A quiet grave at a cathedral marked only by a simple plaque for children.

A Leader Who Stayed

He was consecrated as Metropolitan on May 27, 1990. But he didn’t move into a big house. He didn’t change his routine. He still woke up at 4 a.m. He still visited the sick. He still walked to the school gate every morning to greet students.

His tenure lasted 54 years-longer than almost any bishop in modern Syriac Christian history. He didn’t seek power. He didn’t climb church hierarchies. He stayed where he was needed. Even when other bishops moved to bigger cities, he stayed in Honnavar. He knew his place wasn’t in a cathedral. It was in the classroom, the clinic, the kitchen where mothers cooked food for hungry children.

Legacy in Stone and Memory

He died on March 6, 2011, at 77. His body lay in state at St. Anthony’s Jacobite Syrian Cathedral in Mangalore. Thousands came-not just church members, but former students, teachers, local shopkeepers, even government workers who remembered his quiet kindness. His funeral was held on March 9. He was buried in the same cathedral where he’d baptized hundreds of children.

His successor, Mor Chrysostomos Markose, took over the Arch Diocese. The schools still run. The hospital still serves. The mission still feeds children who can’t afford lunch. But no one has filled his shoes.

Church records say membership in Karnataka grew by 300% under his leadership. But numbers don’t tell the whole story. What matters is that a community that could have vanished didn’t. That children who were told they didn’t belong learned to speak, to write, to dream. That a bishop chose to live among the poor instead of above them.

Today, if you walk into a school run by the Honnavar Mission, you’ll see a small plaque. It doesn’t say "Metropolitan" or "Bishop." It just says: "For the children. Always."

Who was Mor Polycarpus Geevarghese?

Mor Polycarpus Geevarghese was a Metropolitan of the Jacobite Syrian Orthodox Church who served the Evangelistic Association of the East Arch Diocese from 1957 until his death in 2011. He is best known for leading the Honnavar Mission in Karnataka, where he protected Malayalee migrant families from eviction, built schools, and ensured thousands of children received education and care.

What did he do in Karnataka?

In Karnataka, he resisted government efforts to evict Malayalee migrants in the 1960s-80s by organizing communities, providing education, and negotiating with officials. He founded and expanded schools, a hospital, and welfare programs under the Honnavar Mission, ensuring children had food, uniforms, and language support to integrate into local society.

Why is he called a "social advocate"?

He didn’t just lead a church-he defended people. When families faced losing their homes and children were pulled out of school, he stepped in. He used diplomacy, not protests. He built trust with local leaders, kept records of every family, and made sure no child was left behind. His work preserved a community that might have disappeared.

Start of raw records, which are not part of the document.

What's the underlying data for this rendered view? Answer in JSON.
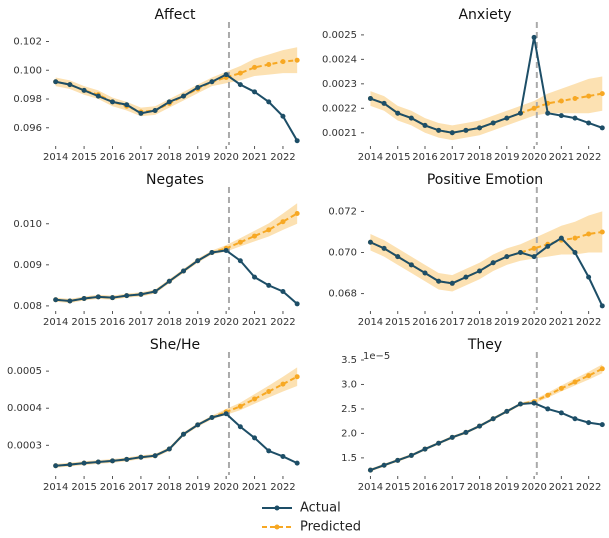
{
  "chart_data": [
    {
      "type": "line",
      "title": "Affect",
      "x": [
        2014,
        2014.5,
        2015,
        2015.5,
        2016,
        2016.5,
        2017,
        2017.5,
        2018,
        2018.5,
        2019,
        2019.5,
        2020,
        2020.5,
        2021,
        2021.5,
        2022,
        2022.5
      ],
      "xlim": [
        2013.8,
        2022.6
      ],
      "xticks": [
        2014,
        2015,
        2016,
        2017,
        2018,
        2019,
        2020,
        2021,
        2022
      ],
      "ylim": [
        0.0948,
        0.1028
      ],
      "yticks": [
        0.096,
        0.098,
        {
          "value": 0.1,
          "label": "0.100"
        },
        0.102
      ],
      "vline": 2020.1,
      "series": [
        {
          "name": "Actual",
          "color": "#1d4e67",
          "values": [
            0.0992,
            0.099,
            0.0986,
            0.0982,
            0.0978,
            0.0976,
            0.097,
            0.0972,
            0.0978,
            0.0982,
            0.0988,
            0.0992,
            0.0997,
            0.099,
            0.0985,
            0.0978,
            0.0968,
            0.0951
          ]
        },
        {
          "name": "Predicted",
          "color": "#f7a823",
          "values": [
            0.0992,
            0.099,
            0.0986,
            0.0983,
            0.0978,
            0.0975,
            0.0971,
            0.0972,
            0.0977,
            0.0982,
            0.0987,
            0.0992,
            0.0995,
            0.0998,
            0.1002,
            0.1004,
            0.1006,
            0.1007
          ],
          "lower": [
            0.0989,
            0.0987,
            0.0983,
            0.098,
            0.0975,
            0.0972,
            0.0968,
            0.0969,
            0.0974,
            0.0979,
            0.0984,
            0.0989,
            0.0991,
            0.0993,
            0.0996,
            0.0997,
            0.0998,
            0.0998
          ],
          "upper": [
            0.0995,
            0.0993,
            0.0989,
            0.0986,
            0.0981,
            0.0978,
            0.0974,
            0.0975,
            0.098,
            0.0985,
            0.099,
            0.0995,
            0.0999,
            0.1003,
            0.1008,
            0.1011,
            0.1014,
            0.1016
          ]
        }
      ]
    },
    {
      "type": "line",
      "title": "Anxiety",
      "x": [
        2014,
        2014.5,
        2015,
        2015.5,
        2016,
        2016.5,
        2017,
        2017.5,
        2018,
        2018.5,
        2019,
        2019.5,
        2020,
        2020.5,
        2021,
        2021.5,
        2022,
        2022.5
      ],
      "xlim": [
        2013.8,
        2022.6
      ],
      "xticks": [
        2014,
        2015,
        2016,
        2017,
        2018,
        2019,
        2020,
        2021,
        2022
      ],
      "ylim": [
        0.00205,
        0.00252
      ],
      "yticks": [
        0.0021,
        0.0022,
        0.0023,
        0.0024,
        0.0025
      ],
      "vline": 2020.1,
      "series": [
        {
          "name": "Actual",
          "color": "#1d4e67",
          "values": [
            0.00224,
            0.00222,
            0.00218,
            0.00216,
            0.00213,
            0.00211,
            0.0021,
            0.00211,
            0.00212,
            0.00214,
            0.00216,
            0.00218,
            0.00249,
            0.00218,
            0.00217,
            0.00216,
            0.00214,
            0.00212
          ]
        },
        {
          "name": "Predicted",
          "color": "#f7a823",
          "values": [
            0.00224,
            0.00222,
            0.00218,
            0.00216,
            0.00213,
            0.00211,
            0.0021,
            0.00211,
            0.00212,
            0.00214,
            0.00216,
            0.00218,
            0.0022,
            0.00222,
            0.00223,
            0.00224,
            0.00225,
            0.00226
          ],
          "lower": [
            0.00221,
            0.00219,
            0.00215,
            0.00213,
            0.0021,
            0.00208,
            0.00207,
            0.00208,
            0.00209,
            0.00211,
            0.00213,
            0.00215,
            0.00217,
            0.00218,
            0.00218,
            0.00218,
            0.00218,
            0.00219
          ],
          "upper": [
            0.00227,
            0.00225,
            0.00221,
            0.00219,
            0.00216,
            0.00214,
            0.00213,
            0.00214,
            0.00215,
            0.00217,
            0.00219,
            0.00221,
            0.00223,
            0.00226,
            0.00228,
            0.0023,
            0.00232,
            0.00233
          ]
        }
      ]
    },
    {
      "type": "line",
      "title": "Negates",
      "x": [
        2014,
        2014.5,
        2015,
        2015.5,
        2016,
        2016.5,
        2017,
        2017.5,
        2018,
        2018.5,
        2019,
        2019.5,
        2020,
        2020.5,
        2021,
        2021.5,
        2022,
        2022.5
      ],
      "xlim": [
        2013.8,
        2022.6
      ],
      "xticks": [
        2014,
        2015,
        2016,
        2017,
        2018,
        2019,
        2020,
        2021,
        2022
      ],
      "ylim": [
        0.0079,
        0.0107
      ],
      "yticks": [
        0.008,
        0.009,
        {
          "value": 0.01,
          "label": "0.010"
        }
      ],
      "vline": 2020.1,
      "series": [
        {
          "name": "Actual",
          "color": "#1d4e67",
          "values": [
            0.00815,
            0.00812,
            0.00818,
            0.00822,
            0.0082,
            0.00825,
            0.00828,
            0.00835,
            0.0086,
            0.00885,
            0.0091,
            0.0093,
            0.00935,
            0.0091,
            0.0087,
            0.0085,
            0.00835,
            0.00805
          ]
        },
        {
          "name": "Predicted",
          "color": "#f7a823",
          "values": [
            0.00815,
            0.00812,
            0.00818,
            0.00822,
            0.0082,
            0.00825,
            0.00828,
            0.00835,
            0.0086,
            0.00885,
            0.0091,
            0.0093,
            0.0094,
            0.00955,
            0.0097,
            0.00985,
            0.01005,
            0.01025
          ],
          "lower": [
            0.0081,
            0.00807,
            0.00813,
            0.00817,
            0.00815,
            0.0082,
            0.00823,
            0.0083,
            0.00855,
            0.0088,
            0.00905,
            0.00925,
            0.00932,
            0.00945,
            0.00957,
            0.00969,
            0.00985,
            0.01
          ],
          "upper": [
            0.0082,
            0.00817,
            0.00823,
            0.00827,
            0.00825,
            0.0083,
            0.00833,
            0.0084,
            0.00865,
            0.0089,
            0.00915,
            0.00935,
            0.00948,
            0.00965,
            0.00983,
            0.01001,
            0.01025,
            0.0105
          ]
        }
      ]
    },
    {
      "type": "line",
      "title": "Positive Emotion",
      "x": [
        2014,
        2014.5,
        2015,
        2015.5,
        2016,
        2016.5,
        2017,
        2017.5,
        2018,
        2018.5,
        2019,
        2019.5,
        2020,
        2020.5,
        2021,
        2021.5,
        2022,
        2022.5
      ],
      "xlim": [
        2013.8,
        2022.6
      ],
      "xticks": [
        2014,
        2015,
        2016,
        2017,
        2018,
        2019,
        2020,
        2021,
        2022
      ],
      "ylim": [
        0.0672,
        0.0728
      ],
      "yticks": [
        0.068,
        {
          "value": 0.07,
          "label": "0.070"
        },
        0.072
      ],
      "vline": 2020.1,
      "series": [
        {
          "name": "Actual",
          "color": "#1d4e67",
          "values": [
            0.0705,
            0.0702,
            0.0698,
            0.0694,
            0.069,
            0.0686,
            0.0685,
            0.0688,
            0.0691,
            0.0695,
            0.0698,
            0.07,
            0.0698,
            0.0703,
            0.0707,
            0.07,
            0.0688,
            0.0674
          ]
        },
        {
          "name": "Predicted",
          "color": "#f7a823",
          "values": [
            0.0705,
            0.0702,
            0.0698,
            0.0694,
            0.069,
            0.0686,
            0.0685,
            0.0688,
            0.0691,
            0.0695,
            0.0698,
            0.07,
            0.0702,
            0.0704,
            0.0706,
            0.0707,
            0.0709,
            0.071
          ],
          "lower": [
            0.0701,
            0.0698,
            0.0694,
            0.069,
            0.0686,
            0.0682,
            0.0681,
            0.0684,
            0.0687,
            0.0691,
            0.0694,
            0.0696,
            0.0697,
            0.0698,
            0.0699,
            0.0699,
            0.07,
            0.07
          ],
          "upper": [
            0.0709,
            0.0706,
            0.0702,
            0.0698,
            0.0694,
            0.069,
            0.0689,
            0.0692,
            0.0695,
            0.0699,
            0.0702,
            0.0704,
            0.0707,
            0.071,
            0.0713,
            0.0715,
            0.0718,
            0.072
          ]
        }
      ]
    },
    {
      "type": "line",
      "title": "She/He",
      "x": [
        2014,
        2014.5,
        2015,
        2015.5,
        2016,
        2016.5,
        2017,
        2017.5,
        2018,
        2018.5,
        2019,
        2019.5,
        2020,
        2020.5,
        2021,
        2021.5,
        2022,
        2022.5
      ],
      "xlim": [
        2013.8,
        2022.6
      ],
      "xticks": [
        2014,
        2015,
        2016,
        2017,
        2018,
        2019,
        2020,
        2021,
        2022
      ],
      "ylim": [
        0.00022,
        0.00053
      ],
      "yticks": [
        0.0003,
        0.0004,
        0.0005
      ],
      "vline": 2020.1,
      "series": [
        {
          "name": "Actual",
          "color": "#1d4e67",
          "values": [
            0.000245,
            0.000248,
            0.000252,
            0.000255,
            0.000258,
            0.000262,
            0.000268,
            0.000272,
            0.00029,
            0.00033,
            0.000355,
            0.000375,
            0.000385,
            0.00035,
            0.00032,
            0.000285,
            0.00027,
            0.000252
          ]
        },
        {
          "name": "Predicted",
          "color": "#f7a823",
          "values": [
            0.000245,
            0.000248,
            0.000252,
            0.000255,
            0.000258,
            0.000262,
            0.000268,
            0.000272,
            0.00029,
            0.00033,
            0.000355,
            0.000375,
            0.00039,
            0.000405,
            0.000425,
            0.000445,
            0.000465,
            0.000485
          ],
          "lower": [
            0.00024,
            0.000243,
            0.000247,
            0.00025,
            0.000253,
            0.000257,
            0.000263,
            0.000267,
            0.000285,
            0.000325,
            0.00035,
            0.00037,
            0.000382,
            0.000395,
            0.000412,
            0.000429,
            0.000445,
            0.00046
          ],
          "upper": [
            0.00025,
            0.000253,
            0.000257,
            0.00026,
            0.000263,
            0.000267,
            0.000273,
            0.000277,
            0.000295,
            0.000335,
            0.00036,
            0.00038,
            0.000398,
            0.000415,
            0.000438,
            0.000461,
            0.000485,
            0.00051
          ]
        }
      ]
    },
    {
      "type": "line",
      "title": "They",
      "offset_label": "1e−5",
      "x": [
        2014,
        2014.5,
        2015,
        2015.5,
        2016,
        2016.5,
        2017,
        2017.5,
        2018,
        2018.5,
        2019,
        2019.5,
        2020,
        2020.5,
        2021,
        2021.5,
        2022,
        2022.5
      ],
      "xlim": [
        2013.8,
        2022.6
      ],
      "xticks": [
        2014,
        2015,
        2016,
        2017,
        2018,
        2019,
        2020,
        2021,
        2022
      ],
      "ylim": [
        1.15,
        3.5
      ],
      "yticks": [
        1.5,
        {
          "value": 2,
          "label": "2.0"
        },
        2.5,
        {
          "value": 3,
          "label": "3.0"
        },
        3.5
      ],
      "vline": 2020.1,
      "series": [
        {
          "name": "Actual",
          "color": "#1d4e67",
          "values": [
            1.25,
            1.35,
            1.45,
            1.55,
            1.68,
            1.8,
            1.92,
            2.02,
            2.15,
            2.3,
            2.45,
            2.6,
            2.62,
            2.5,
            2.42,
            2.3,
            2.22,
            2.18
          ]
        },
        {
          "name": "Predicted",
          "color": "#f7a823",
          "values": [
            1.25,
            1.35,
            1.45,
            1.55,
            1.68,
            1.8,
            1.92,
            2.02,
            2.15,
            2.3,
            2.45,
            2.6,
            2.65,
            2.78,
            2.92,
            3.05,
            3.18,
            3.32
          ],
          "lower": [
            1.22,
            1.32,
            1.42,
            1.52,
            1.65,
            1.77,
            1.89,
            1.99,
            2.12,
            2.27,
            2.42,
            2.57,
            2.61,
            2.73,
            2.86,
            2.98,
            3.1,
            3.23
          ],
          "upper": [
            1.28,
            1.38,
            1.48,
            1.58,
            1.71,
            1.83,
            1.95,
            2.05,
            2.18,
            2.33,
            2.48,
            2.63,
            2.69,
            2.83,
            2.98,
            3.12,
            3.26,
            3.41
          ]
        }
      ]
    }
  ]
}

How long did he serve as Metropolitan?

He served in leadership roles for 54 years-from 1957 until his death in 2011. He was officially consecrated as Metropolitan in 1990, but had been guiding the Arch Diocese since 1957. His unusually long tenure is attributed to his calm leadership, deep community ties, and ability to navigate complex church politics.

Where is he buried?

Mor Polycarpus Geevarghese is buried at St. Anthony’s Jacobite Syrian Cathedral in Mangalore, Karnataka. His body was publicly viewed there after his death on March 6, 2011, and his funeral was held on March 9, 2011.

Did he have formal education?

Yes. He earned a BA (Hons) from Mangalore University and completed theological studies at Malecruz Dayro in Puthencruz, Kerala. His education gave him the tools to lead, but he always said his real classroom was the streets, homes, and schools of Honnavar.

What’s left of his work today?

The Honnavar Mission continues to run schools, a hospital, and community centers in Karnataka and northern Kerala. The institutions he built still serve thousands of children. Though no one has matched his personal touch, his model of combining faith with social service remains the foundation of the mission’s work today.